I don't think it can be a noop on the receiver though... doesn't the
receiver still need full page images in case of a crash? (Assuming
full_page_writes is enabled...)

The other issue is chained replicas, where one of the children may need
full page writes (during initial copy).
--
Jim Nasby, Data Architect, Blue Treble Consulting, Austin TX
Experts in Analytics, Data Architecture and PostgreSQL
Data in Trouble?
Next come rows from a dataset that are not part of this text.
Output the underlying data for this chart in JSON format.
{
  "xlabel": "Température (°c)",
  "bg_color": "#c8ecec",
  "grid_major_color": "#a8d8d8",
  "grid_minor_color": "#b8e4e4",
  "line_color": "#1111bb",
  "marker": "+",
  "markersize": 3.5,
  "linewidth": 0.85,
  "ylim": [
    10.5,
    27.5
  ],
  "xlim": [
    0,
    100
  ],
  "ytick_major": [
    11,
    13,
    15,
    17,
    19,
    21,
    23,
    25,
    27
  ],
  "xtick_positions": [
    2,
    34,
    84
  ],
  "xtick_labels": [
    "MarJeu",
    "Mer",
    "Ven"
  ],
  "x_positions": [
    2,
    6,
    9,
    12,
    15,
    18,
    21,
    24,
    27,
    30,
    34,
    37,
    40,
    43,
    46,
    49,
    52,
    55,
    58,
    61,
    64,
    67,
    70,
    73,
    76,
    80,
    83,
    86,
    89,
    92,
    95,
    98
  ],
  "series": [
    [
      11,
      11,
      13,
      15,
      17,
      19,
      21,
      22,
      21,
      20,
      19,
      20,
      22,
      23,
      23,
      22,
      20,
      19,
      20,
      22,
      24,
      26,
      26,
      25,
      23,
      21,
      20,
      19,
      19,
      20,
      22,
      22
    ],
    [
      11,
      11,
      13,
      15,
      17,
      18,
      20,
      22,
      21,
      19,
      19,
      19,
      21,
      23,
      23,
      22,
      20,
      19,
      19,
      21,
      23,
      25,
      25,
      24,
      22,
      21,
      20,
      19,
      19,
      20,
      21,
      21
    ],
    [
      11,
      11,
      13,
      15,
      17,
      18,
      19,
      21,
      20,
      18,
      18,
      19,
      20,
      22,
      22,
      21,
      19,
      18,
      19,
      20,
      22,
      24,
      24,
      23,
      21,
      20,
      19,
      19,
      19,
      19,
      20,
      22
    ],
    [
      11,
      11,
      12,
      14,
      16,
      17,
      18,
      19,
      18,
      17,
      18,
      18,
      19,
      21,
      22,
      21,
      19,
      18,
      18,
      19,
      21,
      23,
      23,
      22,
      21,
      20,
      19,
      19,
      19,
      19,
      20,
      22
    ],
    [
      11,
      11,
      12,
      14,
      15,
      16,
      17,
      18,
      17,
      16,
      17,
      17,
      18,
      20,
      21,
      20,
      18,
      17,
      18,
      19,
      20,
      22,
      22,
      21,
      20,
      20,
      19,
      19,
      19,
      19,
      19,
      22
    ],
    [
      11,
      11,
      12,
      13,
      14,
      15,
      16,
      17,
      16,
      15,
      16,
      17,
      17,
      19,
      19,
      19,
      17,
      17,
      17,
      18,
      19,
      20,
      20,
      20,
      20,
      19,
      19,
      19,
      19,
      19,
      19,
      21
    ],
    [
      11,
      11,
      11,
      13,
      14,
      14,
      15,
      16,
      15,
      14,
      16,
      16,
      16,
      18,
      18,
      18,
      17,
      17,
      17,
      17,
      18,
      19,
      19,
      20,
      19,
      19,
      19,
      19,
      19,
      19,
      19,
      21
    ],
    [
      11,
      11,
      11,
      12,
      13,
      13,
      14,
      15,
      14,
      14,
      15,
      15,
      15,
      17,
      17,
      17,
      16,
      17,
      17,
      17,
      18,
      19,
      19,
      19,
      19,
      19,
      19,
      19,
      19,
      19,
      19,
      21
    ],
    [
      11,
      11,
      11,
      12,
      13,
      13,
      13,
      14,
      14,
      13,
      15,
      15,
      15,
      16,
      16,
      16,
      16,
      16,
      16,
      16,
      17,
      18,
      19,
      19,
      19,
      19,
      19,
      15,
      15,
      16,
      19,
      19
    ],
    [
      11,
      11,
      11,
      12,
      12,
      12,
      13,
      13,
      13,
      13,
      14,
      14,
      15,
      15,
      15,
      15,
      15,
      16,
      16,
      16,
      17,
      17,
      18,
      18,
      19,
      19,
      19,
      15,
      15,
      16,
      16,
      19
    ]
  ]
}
Get it in Treble! http://BlueTreble.com

--
Sent via pgsql-hackers mailing list (pgsql-hackers@postgresql.org)
To make changes to your subscription:
http://www.postgresql.org/mailpref/pgsql-hackers

#5Andres Freund
andres@anarazel.de
In reply to: Jim Nasby (#1)
Re: Avoid full page images in streaming replication?

On 2015-10-22 16:34:38 -0500, Jim Nasby wrote:

ISTM it should be possible to avoid sending full page writes to a streaming
replica once the replica has reached a consistent state. I assume that the
replica would still need to write full pages to it's disk in case of a
crash, but the sender could insert special WAL records to tell it when to do
so, instead of sending the full page image. Presumably this would be a big
win for replication over a WAN.

Note that FPIs are often pretty good for replay performance, avoiding
lots of synchronous random reads.

I think FPI compression is a better solution for now. I found it to be
extremely effective in some benchmarks I recently ran.

Andres

--
Sent via pgsql-hackers mailing list (pgsql-hackers@postgresql.org)
To make changes to your subscription:
http://www.postgresql.org/mailpref/pgsql-hackers

#6Robert Haas
robertmhaas@gmail.com
In reply to: Jim Nasby (#4)
Re: Avoid full page images in streaming replication?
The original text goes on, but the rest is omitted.